Les Prs Michel Bourel et Raymond Ardaillou, rapporteurs, notent que « le dosage de PSA est entré dans la routine clinique avec 1 200 000 dosages par an. Il existe une demande accrue des malades à leur médecin. Le temps n'est donc plus à une discussion théorique sur la nécessité du dosage, mais le débat doit porter sur ses indications et les conclusions à tirer des résultats obtenus ».
En accord avec l'Association française d'urologie, l'Académie recommande « qu'un dosage soit proposé et un toucher rectal effectué par le médecin traitant tous les ans dès 50 ans et jusqu'à 75 ans dans la population masculine ». S'il existe un risque héréditaire, il doit être proposé dès 45 ans.
Une consultation chez l'urologue doit être demandée, en cas d'anomalie au toucher rectal ou de taux de PSA anormal.
L'Académie recommande que des études soient poursuivies sur la distribution des concentrations plasmatiques en fonction de l'âge, sur la recherche de nouveaux marqueurs. Enfin, les programmes de dépistage qui sont en cours dans certains départements ou régions doivent être encouragés. Les données recueillies permettront d'évaluer l'intérêt respectif du dépistage organisé et du dépistage individuel.

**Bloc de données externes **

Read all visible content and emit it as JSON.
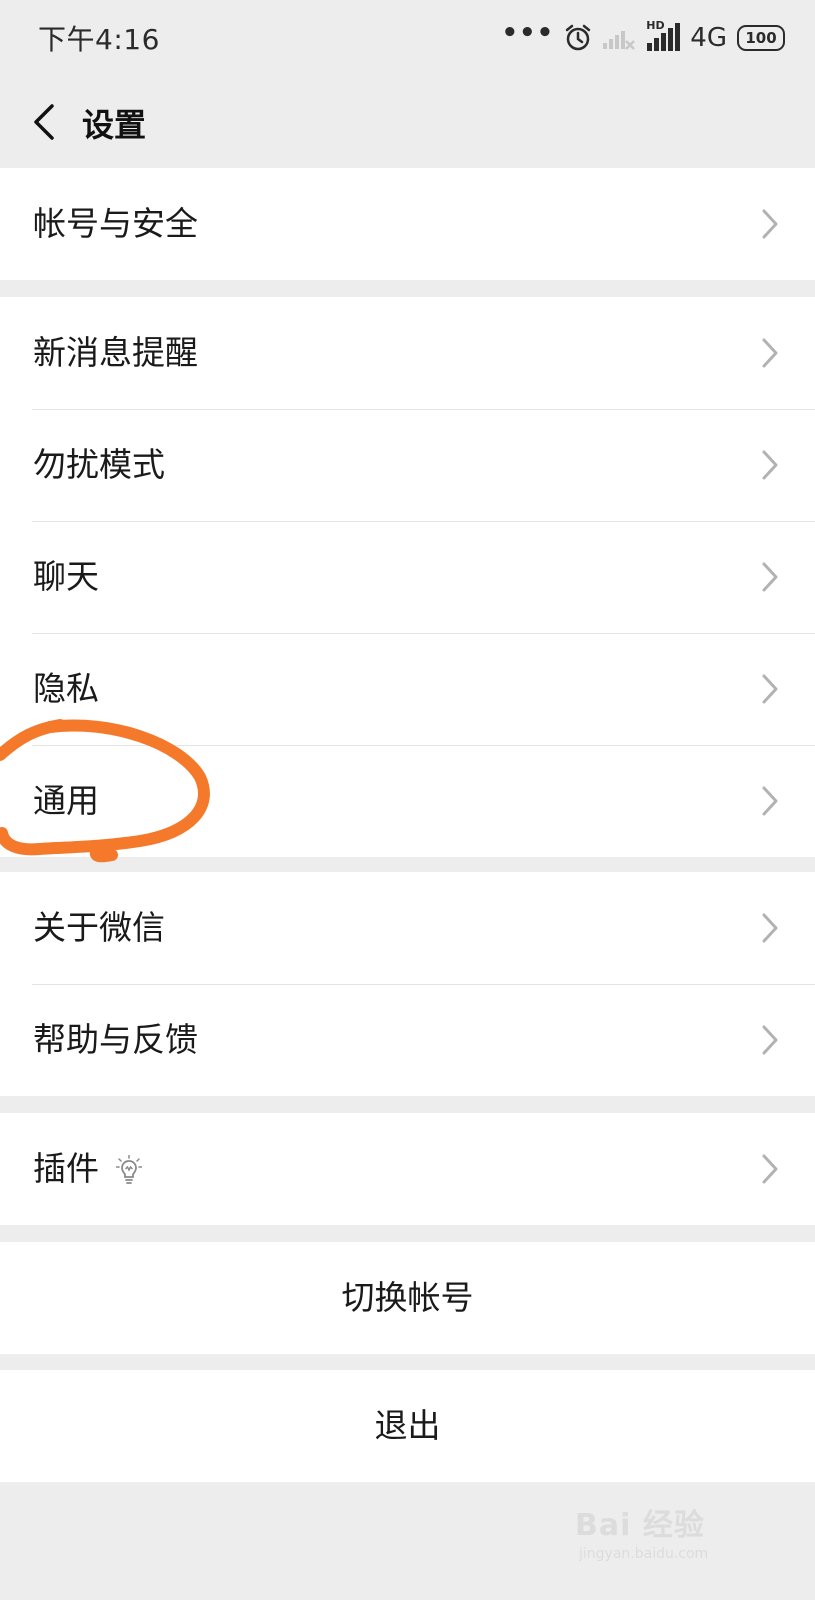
{
  "status_bar": {
    "time": "下午4:16",
    "dots": "•••",
    "network": "4G",
    "hd": "HD",
    "battery": "100"
  },
  "nav": {
    "title": "设置",
    "back_icon": "chevron-left-icon"
  },
  "groups": {
    "account": [
      "帐号与安全"
    ],
    "main": [
      "新消息提醒",
      "勿扰模式",
      "聊天",
      "隐私",
      "通用"
    ],
    "about": [
      "关于微信",
      "帮助与反馈"
    ],
    "plugins": [
      "插件"
    ]
  },
  "actions": {
    "switch_account": "切换帐号",
    "logout": "退出"
  },
  "annotation": {
    "color": "#f5792a",
    "target": "通用"
  },
  "watermark": {
    "brand": "Bai 经验",
    "sub": "jingyan.baidu.com"
  },
  "colors": {
    "background": "#ededed",
    "row": "#ffffff",
    "separator": "#e3e3e3",
    "chevron": "#b2b2b2"
  }
}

Des essais pour améliorer le PSA
Des méthodes sont aujourd'hui évaluées pour améliorer la validité du dosage du PSA :
- Ajuster le taux seuil à l'âge. Il a été proposé de diminuer le taux seuil du PSA total à 2,5 ng/ml entre 40 et 49 ans et de l'élever à 6,5 ng/ml entre 70 et 79 ans.
- Rapporter le taux de PSA au volume de la prostate estimé par échographie. - Suivre la cinétique du PSA : sa concentration augmente plus vite chez les malades atteints de cancer que chez les sujets normaux et ceux atteints d'hypertrophie bénigne.
- Doser de nouveaux marqueurs : la fraction de PSA libre par rapport au PSA total est plus basse chez les malades atteints de cancer. Mesure du pro PSA(forme immature du PSA) et du rapport PSA clivé sur PSA mature.